Episcopal News Service. March 11, 1977 [77092]

WEST PARK, N. Y. -- The Anglican Order of the Holy Cross and the Roman Catholic Camaldolese order, have entered into a Covenant of prayer and fellowship for a period of at least one year.

The Covenant between the two Orders was ratified by Father Connor Lynn, OHC Superior, and Father Benedict Calati, Camaldolese Prior General, during the Octave of Unity at Camaldoli, Italy, where the Roman Catholic Order was founded by Saint Romuald in 980 A.D.

Similarities between the two communities help to make the relationship productive. They are approximately the same size and have very much the same regimen or corporate prayer and liturgy. With the recent development of Holy Saviour Priory at Pineville, South Carolina, OHC is now exploring modes of prayer, which are characteristic of the Camaldolese.

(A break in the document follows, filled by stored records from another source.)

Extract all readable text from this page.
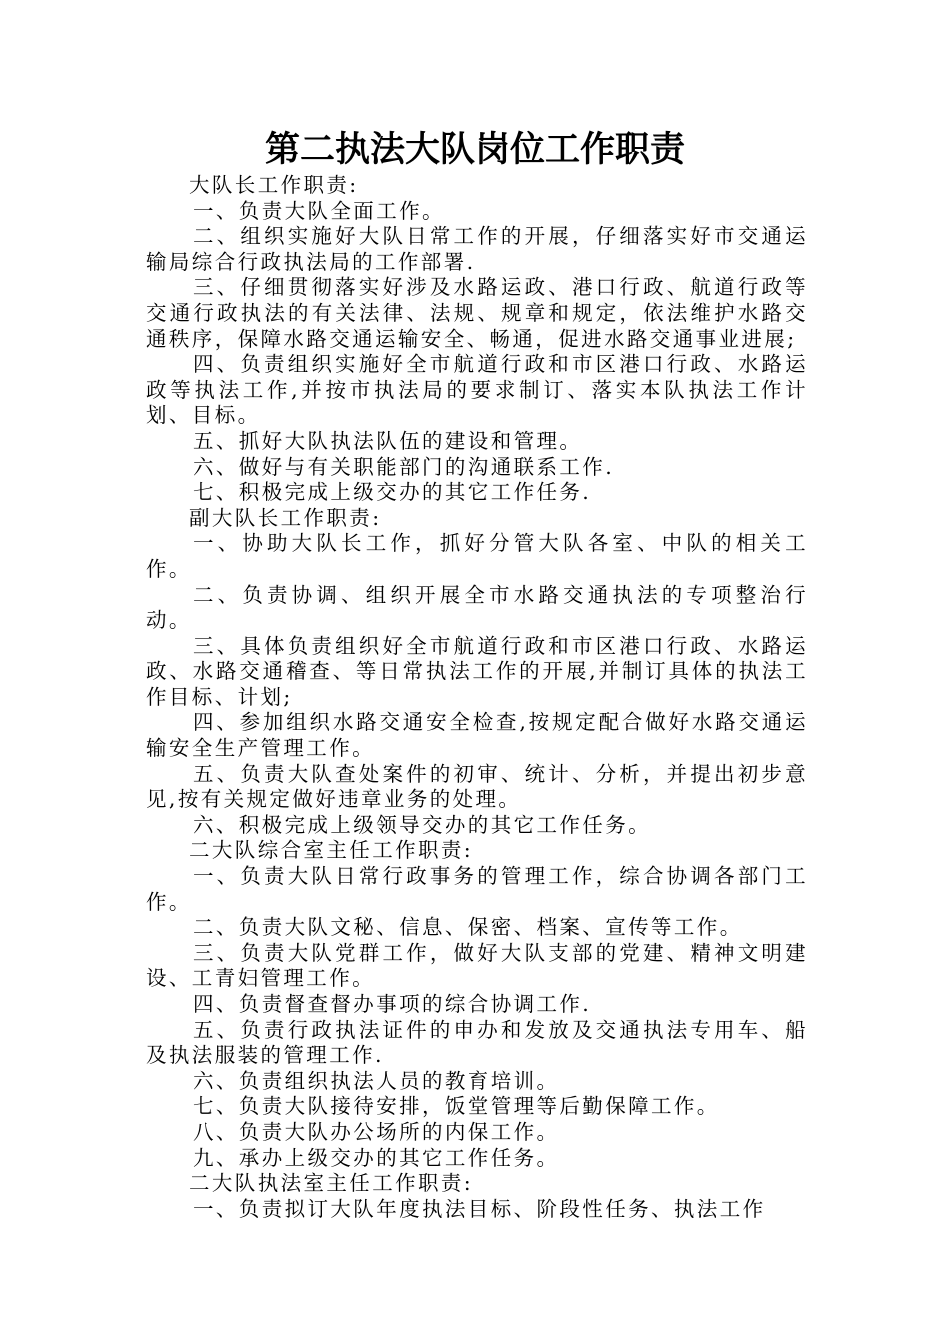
第二执法大队岗位工作职责

大队长工作职责:

一、负责大队全面工作。

二、组织实施好大队日常工作的开展，仔细落实好市交通运输局综合行政执法局的工作部署.

三、仔细贯彻落实好涉及水路运政、港口行政、航道行政等交通行政执法的有关法律、法规、规章和规定，依法维护水路交通秩序，保障水路交通运输安全、畅通，促进水路交通事业进展;

四、负责组织实施好全市航道行政和市区港口行政、水路运政等执法工作,并按市执法局的要求制订、落实本队执法工作计划、目标。

五、抓好大队执法队伍的建设和管理。

六、做好与有关职能部门的沟通联系工作.

七、积极完成上级交办的其它工作任务.

副大队长工作职责:

一、协助大队长工作，抓好分管大队各室、中队的相关工作。

二、负责协调、组织开展全市水路交通执法的专项整治行动。

三、具体负责组织好全市航道行政和市区港口行政、水路运政、水路交通稽查、等日常执法工作的开展,并制订具体的执法工作目标、计划;

四、参加组织水路交通安全检查,按规定配合做好水路交通运输安全生产管理工作。

五、负责大队查处案件的初审、统计、分析，并提出初步意见,按有关规定做好违章业务的处理。

六、积极完成上级领导交办的其它工作任务。

二大队综合室主任工作职责:

一、负责大队日常行政事务的管理工作，综合协调各部门工作。

二、负责大队文秘、信息、保密、档案、宣传等工作。

三、负责大队党群工作，做好大队支部的党建、精神文明建设、工青妇管理工作。

四、负责督查督办事项的综合协调工作.

五、负责行政执法证件的申办和发放及交通执法专用车、船及执法服装的管理工作.

六、负责组织执法人员的教育培训。

七、负责大队接待安排，饭堂管理等后勤保障工作。

八、负责大队办公场所的内保工作。

九、承办上级交办的其它工作任务。

二大队执法室主任工作职责:

一、负责拟订大队年度执法目标、阶段性任务、执法工作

Several of the monks in Italy speak English, and some OHC members have begun lessons in Italian. The only Camaldolese House outside Italy is at Big Sur, California; this provides a place of contact with the OHC houses at Berkeley and Santa Barbara.

San Gregorio, now the Camaldolese monastery in Rome, is the site from which St. Gregory the Great sent St. Augustine to Canterbury. In fact, it is almost certain that St. Augustine, as well as the four succeeding Archbishops of Canterbury, were originally monks of the Benedictine Community, which later became Camaldolese.

According to official documents of Vatican II, the Religious Orders of the Roman and Anglican Communions have a special vocation within the work of the reunion of Christendom. In acknowledgement of that, the beginning of the new covenant was celebrated on the morning that the Anglican-Roman Catholic document on authority was published.